Officials Target New Jersey’s Burgeoning Heroin Market as Heroin Mills Rise in Bergen County Suburbs
By Travis Tormey posted in Drug Charges on Tuesday, December 24, 2013
Following a recent rise in heroin production and distribution in New Jersey, authorities are targeting production centers, particularly heroin mills that have sprung up in suburban areas in Bergen County including Ridgefield Park, Fort Lee, and Maywood.
These production plants are typically erected in rented residences in the suburbs, eliciting little suspicion from outsiders or law enforcement. They have become more common as the rate of individuals from middle-class New Jersey who are addicted to heroin continues to increase. In fact, it is only in recent years that North Jersey law enforcement officials have shifted their attention from cocaine to heroin.
Often operating on a 24-hour basis, the heroin market has become exceedingly profitable for those at various levels of the supply chain. Those who work at the ground-level of production can earn up to $500 per day, according to Lawrence Williams, a high ranking official in the anti-drug unit for Northern New Jersey. In addition, an individual who operates a heroin mill can earn between $40,000 and $60,000 for each kilogram of heroin in which he or she invests, while the owner of a heroin mill can expect to earn approximately $100,000 per week if the mill produces an average of 2,000 bricks during that time.
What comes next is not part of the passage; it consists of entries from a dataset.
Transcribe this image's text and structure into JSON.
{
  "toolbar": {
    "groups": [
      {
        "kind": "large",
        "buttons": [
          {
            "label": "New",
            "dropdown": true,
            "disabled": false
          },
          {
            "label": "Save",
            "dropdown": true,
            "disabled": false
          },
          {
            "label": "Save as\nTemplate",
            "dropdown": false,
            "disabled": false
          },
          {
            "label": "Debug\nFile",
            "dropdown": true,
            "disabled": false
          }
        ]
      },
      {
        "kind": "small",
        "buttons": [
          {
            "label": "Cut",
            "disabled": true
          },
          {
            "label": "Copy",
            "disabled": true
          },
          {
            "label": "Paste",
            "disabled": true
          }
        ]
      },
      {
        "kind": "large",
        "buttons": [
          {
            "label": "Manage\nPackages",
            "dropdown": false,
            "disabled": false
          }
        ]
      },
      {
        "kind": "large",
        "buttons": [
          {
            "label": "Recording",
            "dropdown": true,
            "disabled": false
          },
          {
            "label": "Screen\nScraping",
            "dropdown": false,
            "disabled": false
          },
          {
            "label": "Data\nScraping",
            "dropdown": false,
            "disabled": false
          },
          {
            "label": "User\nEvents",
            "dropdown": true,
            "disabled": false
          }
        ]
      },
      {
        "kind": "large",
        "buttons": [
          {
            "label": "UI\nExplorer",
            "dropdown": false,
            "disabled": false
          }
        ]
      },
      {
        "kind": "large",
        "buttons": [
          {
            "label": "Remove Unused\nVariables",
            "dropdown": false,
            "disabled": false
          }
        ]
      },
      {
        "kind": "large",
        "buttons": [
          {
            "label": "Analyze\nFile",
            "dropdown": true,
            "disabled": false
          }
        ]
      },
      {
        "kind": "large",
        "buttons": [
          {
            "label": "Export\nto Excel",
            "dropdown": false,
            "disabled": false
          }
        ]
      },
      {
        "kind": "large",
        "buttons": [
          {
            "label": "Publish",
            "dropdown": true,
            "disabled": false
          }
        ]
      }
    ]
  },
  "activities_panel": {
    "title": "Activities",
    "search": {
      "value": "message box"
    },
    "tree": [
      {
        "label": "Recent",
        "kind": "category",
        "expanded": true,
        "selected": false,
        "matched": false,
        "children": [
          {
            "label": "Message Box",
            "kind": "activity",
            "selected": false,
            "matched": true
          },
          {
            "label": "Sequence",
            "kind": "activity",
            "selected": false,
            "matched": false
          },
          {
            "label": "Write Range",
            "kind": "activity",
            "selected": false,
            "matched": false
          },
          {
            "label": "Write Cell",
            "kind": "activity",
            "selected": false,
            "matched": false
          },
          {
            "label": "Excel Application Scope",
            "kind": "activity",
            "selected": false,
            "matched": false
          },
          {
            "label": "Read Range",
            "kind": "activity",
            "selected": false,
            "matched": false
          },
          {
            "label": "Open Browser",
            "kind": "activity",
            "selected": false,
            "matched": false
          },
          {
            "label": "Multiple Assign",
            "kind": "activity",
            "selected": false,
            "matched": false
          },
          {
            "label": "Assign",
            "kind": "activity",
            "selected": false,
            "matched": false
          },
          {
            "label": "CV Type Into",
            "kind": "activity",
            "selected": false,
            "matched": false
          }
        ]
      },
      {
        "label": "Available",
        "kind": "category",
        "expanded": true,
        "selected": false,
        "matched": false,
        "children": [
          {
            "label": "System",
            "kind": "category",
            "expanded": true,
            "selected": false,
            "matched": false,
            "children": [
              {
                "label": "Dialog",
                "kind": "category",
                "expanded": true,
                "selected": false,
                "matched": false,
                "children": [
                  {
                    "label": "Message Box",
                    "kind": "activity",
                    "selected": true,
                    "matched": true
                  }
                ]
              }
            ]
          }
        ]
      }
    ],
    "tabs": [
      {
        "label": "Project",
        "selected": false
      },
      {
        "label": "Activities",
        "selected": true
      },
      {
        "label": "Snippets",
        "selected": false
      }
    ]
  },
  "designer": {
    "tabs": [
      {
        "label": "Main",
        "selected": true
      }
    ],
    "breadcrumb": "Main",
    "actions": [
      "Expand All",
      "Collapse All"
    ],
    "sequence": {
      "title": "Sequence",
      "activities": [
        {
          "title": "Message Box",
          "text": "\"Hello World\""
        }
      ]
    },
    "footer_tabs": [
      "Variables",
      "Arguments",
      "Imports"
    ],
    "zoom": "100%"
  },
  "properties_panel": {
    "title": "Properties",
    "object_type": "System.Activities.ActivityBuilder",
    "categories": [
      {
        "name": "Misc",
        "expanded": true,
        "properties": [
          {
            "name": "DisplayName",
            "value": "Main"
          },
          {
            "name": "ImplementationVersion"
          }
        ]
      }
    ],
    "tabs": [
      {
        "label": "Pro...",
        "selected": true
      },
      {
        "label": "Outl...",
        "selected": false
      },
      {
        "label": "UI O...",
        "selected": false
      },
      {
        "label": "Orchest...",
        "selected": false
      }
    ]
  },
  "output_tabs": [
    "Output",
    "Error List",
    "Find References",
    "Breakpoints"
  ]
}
According to New Jersey law enforcement officials, the heroin mill is the critical site at which they can break the chain of heroin flow, as it is the point at which the raw product supplied by drug cartels intersects with distributors at the local level. It is also the location where much of the heroin and money involved in the market can be seized by authorities during a raid once a mill is identified.
However, finding these heroin mills is an extremely difficult process, involving a myriad of players who must work together to accomplish their ultimate goal in taking down a production site. The New Jersey State Police, agents from the Drug Enforcement Administration, detectives from Bergen and Passaic counties, and at times, authorities from other states, must collaborate in these investigations, which are often weeks or months in the making.
Overall, it may now be more likely to find police scouring the suburbs of Bergen County than searching for street-level dealers in the neighborhoods of Paterson, New Jersey, as they attempt to target the new centers of regional heroin production.